Skinny jeans are out. Let’s drink to that! Trying to wriggle out of those suckers when you’ve had one too many is pure unadulterated torture. Valentine’s day is out. Let’s drink to that too! Trying to get a hot date here in Toadville where the ratio of hot women to not-so-hot men is about 10-1 is also torture.
Actually there is no need to ditch the skinnies, nor to worry about ways to wriggle out of them. When life hands you lemons on V-day, what do you do? Either you make lemonade or, better still, you plan an Under The Radar (UTR) operation with girlfriends. At least that’s how my blonde girlfriends and I did it this year.
This Valentine’s, instead of the usual all out shenanigans where the girls and I go out prowling the local bars to satisfy our shiny object syndrome, we went for a covert operation at home. We stocked up on chick flicks, kleenexes and beer, drowned Gummy Bears in vodka, played chubby bunny (that’s stuffing as many Marshmallows in your mouth as you can without choking) and ordered take out pizzas. Our weekly girls night out turned into a kick-ass pyjama party for grown women.
WTF? — might you ask. The essential background that provides the “why?” behind the “WTF?” is exactly as you might imagine. Last year’s drama-packed V’day. The scene unfolded at Havanas where the drinking, mingling, people-watching and rating was on full throttle and progressing nicely.
That is until the blondes set their hearts on the same semi-available, half-good looking, 100% douche bag. Before you could utter the words “female dog fight”, they had started arguing over which one of them should get the goods. Once it was decided that it was every woman for herself and may the best woman win, they both went in for the kill, at the same time. Like horny, I mean hungry, hyenas bent over the same carcass, they got physical, all teeth and claws.
Mean girl jokes started flying, followed by some innocent pinching and then some less-innocent hair pulling. Then hands got involved. Needless to say we all went home a bit bruised – figuratively and I am ashamed to say literally too. Complete disarray. This year the social butterflies (that would be us) recognised that the fear of missing out (FOMO) on the far out men (FOM) was far outweighed by the fear of losing face (FOLF) – again.

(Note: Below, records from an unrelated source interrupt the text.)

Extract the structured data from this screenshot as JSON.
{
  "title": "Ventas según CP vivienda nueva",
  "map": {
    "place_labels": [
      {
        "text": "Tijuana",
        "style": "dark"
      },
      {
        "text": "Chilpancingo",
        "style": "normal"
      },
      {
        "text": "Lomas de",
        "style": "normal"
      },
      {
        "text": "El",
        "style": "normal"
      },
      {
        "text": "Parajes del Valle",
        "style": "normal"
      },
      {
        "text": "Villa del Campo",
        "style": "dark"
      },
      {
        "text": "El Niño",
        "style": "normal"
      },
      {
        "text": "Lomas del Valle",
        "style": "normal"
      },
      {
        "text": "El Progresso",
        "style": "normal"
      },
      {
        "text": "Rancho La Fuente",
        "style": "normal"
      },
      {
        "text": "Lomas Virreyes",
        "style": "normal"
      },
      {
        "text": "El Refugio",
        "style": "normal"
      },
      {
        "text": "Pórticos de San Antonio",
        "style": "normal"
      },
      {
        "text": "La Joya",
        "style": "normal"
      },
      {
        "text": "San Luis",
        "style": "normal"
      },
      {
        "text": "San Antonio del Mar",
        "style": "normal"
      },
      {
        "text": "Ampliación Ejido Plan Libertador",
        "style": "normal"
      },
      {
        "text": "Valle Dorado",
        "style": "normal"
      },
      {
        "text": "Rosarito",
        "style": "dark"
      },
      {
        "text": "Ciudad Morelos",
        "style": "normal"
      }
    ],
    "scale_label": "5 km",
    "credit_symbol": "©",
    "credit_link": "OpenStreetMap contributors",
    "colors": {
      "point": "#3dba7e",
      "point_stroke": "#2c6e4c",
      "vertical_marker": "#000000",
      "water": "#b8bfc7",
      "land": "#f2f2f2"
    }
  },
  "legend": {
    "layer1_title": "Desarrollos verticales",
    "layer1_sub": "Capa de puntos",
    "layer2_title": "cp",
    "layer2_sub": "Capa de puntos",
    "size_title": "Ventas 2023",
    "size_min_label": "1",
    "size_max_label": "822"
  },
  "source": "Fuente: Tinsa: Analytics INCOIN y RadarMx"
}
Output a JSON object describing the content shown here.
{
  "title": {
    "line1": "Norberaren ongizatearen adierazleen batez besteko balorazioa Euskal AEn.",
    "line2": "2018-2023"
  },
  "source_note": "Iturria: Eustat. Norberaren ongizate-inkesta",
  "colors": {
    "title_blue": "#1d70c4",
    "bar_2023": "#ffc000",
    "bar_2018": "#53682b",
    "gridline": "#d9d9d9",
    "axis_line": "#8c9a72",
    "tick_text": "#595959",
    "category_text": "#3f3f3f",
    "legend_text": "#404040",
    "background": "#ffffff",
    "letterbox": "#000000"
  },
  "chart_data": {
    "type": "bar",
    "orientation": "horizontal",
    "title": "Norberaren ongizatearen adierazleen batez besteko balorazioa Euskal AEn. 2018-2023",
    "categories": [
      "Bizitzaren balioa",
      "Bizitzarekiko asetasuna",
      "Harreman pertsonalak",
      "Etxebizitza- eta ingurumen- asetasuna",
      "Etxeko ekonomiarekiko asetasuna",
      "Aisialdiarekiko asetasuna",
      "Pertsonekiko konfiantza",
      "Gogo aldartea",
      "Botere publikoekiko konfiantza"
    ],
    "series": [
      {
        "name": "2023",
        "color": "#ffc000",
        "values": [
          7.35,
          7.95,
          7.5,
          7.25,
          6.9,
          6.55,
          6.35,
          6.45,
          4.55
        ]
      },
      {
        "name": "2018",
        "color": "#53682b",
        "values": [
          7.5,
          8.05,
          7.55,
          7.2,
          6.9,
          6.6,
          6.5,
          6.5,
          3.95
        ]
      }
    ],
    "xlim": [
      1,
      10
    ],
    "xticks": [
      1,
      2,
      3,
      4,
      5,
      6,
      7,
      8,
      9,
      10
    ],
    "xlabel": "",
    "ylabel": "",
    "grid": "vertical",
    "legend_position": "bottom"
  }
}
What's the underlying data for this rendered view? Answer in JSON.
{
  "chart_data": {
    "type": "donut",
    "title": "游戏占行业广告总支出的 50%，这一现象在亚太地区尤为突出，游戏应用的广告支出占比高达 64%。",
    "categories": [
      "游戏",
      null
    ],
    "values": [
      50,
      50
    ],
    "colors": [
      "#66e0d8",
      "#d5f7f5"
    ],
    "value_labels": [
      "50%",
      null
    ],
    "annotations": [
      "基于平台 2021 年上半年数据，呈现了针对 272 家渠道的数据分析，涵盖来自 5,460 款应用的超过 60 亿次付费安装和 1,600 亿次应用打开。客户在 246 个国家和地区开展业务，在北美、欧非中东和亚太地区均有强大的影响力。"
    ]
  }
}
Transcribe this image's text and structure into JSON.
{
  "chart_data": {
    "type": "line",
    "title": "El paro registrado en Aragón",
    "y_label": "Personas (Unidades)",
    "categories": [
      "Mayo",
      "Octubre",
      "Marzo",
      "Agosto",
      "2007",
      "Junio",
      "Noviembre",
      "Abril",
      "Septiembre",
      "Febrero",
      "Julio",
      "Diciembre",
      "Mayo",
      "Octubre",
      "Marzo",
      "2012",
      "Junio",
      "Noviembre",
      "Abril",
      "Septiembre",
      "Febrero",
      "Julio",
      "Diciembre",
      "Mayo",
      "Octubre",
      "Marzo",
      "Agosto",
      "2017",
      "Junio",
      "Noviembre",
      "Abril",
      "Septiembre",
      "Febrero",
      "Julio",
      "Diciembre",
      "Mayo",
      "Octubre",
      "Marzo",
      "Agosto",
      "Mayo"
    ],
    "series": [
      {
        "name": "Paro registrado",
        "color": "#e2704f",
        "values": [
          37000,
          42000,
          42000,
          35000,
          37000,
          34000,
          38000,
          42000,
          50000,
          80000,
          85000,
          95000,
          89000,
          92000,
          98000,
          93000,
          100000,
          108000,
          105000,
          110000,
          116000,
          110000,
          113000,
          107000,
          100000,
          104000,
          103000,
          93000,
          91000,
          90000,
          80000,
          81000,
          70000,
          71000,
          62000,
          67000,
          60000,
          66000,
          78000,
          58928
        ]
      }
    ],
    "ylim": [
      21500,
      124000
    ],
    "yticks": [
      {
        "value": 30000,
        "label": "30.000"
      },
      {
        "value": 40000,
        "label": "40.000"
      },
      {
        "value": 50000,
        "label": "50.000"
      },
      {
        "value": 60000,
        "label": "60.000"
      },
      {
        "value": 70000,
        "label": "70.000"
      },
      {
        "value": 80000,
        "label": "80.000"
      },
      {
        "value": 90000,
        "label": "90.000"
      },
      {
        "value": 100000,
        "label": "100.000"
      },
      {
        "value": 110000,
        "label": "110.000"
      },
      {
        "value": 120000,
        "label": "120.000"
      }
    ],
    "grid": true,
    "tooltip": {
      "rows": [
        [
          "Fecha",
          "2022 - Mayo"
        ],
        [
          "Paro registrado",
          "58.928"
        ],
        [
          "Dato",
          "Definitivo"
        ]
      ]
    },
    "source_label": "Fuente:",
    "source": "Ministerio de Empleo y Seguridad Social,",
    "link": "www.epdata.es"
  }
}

Let’s face it, what’s more mortifying than to hit Hipsterville Nairobi on V-day with your girlfriends only to bump into the usual Saturday night suspects, all hooked up and then having to fight over crumbs? Been there done that. No thanks. So what’s the skinny on skinnies? Leave them hanging (in the closet). Not because they are no longer cool but because you don’t really need them. When life gets boring here, you can always trade them for a pair of leopard pajama pants, pink bunny slippers and some hearty bonding amongst girlfriends.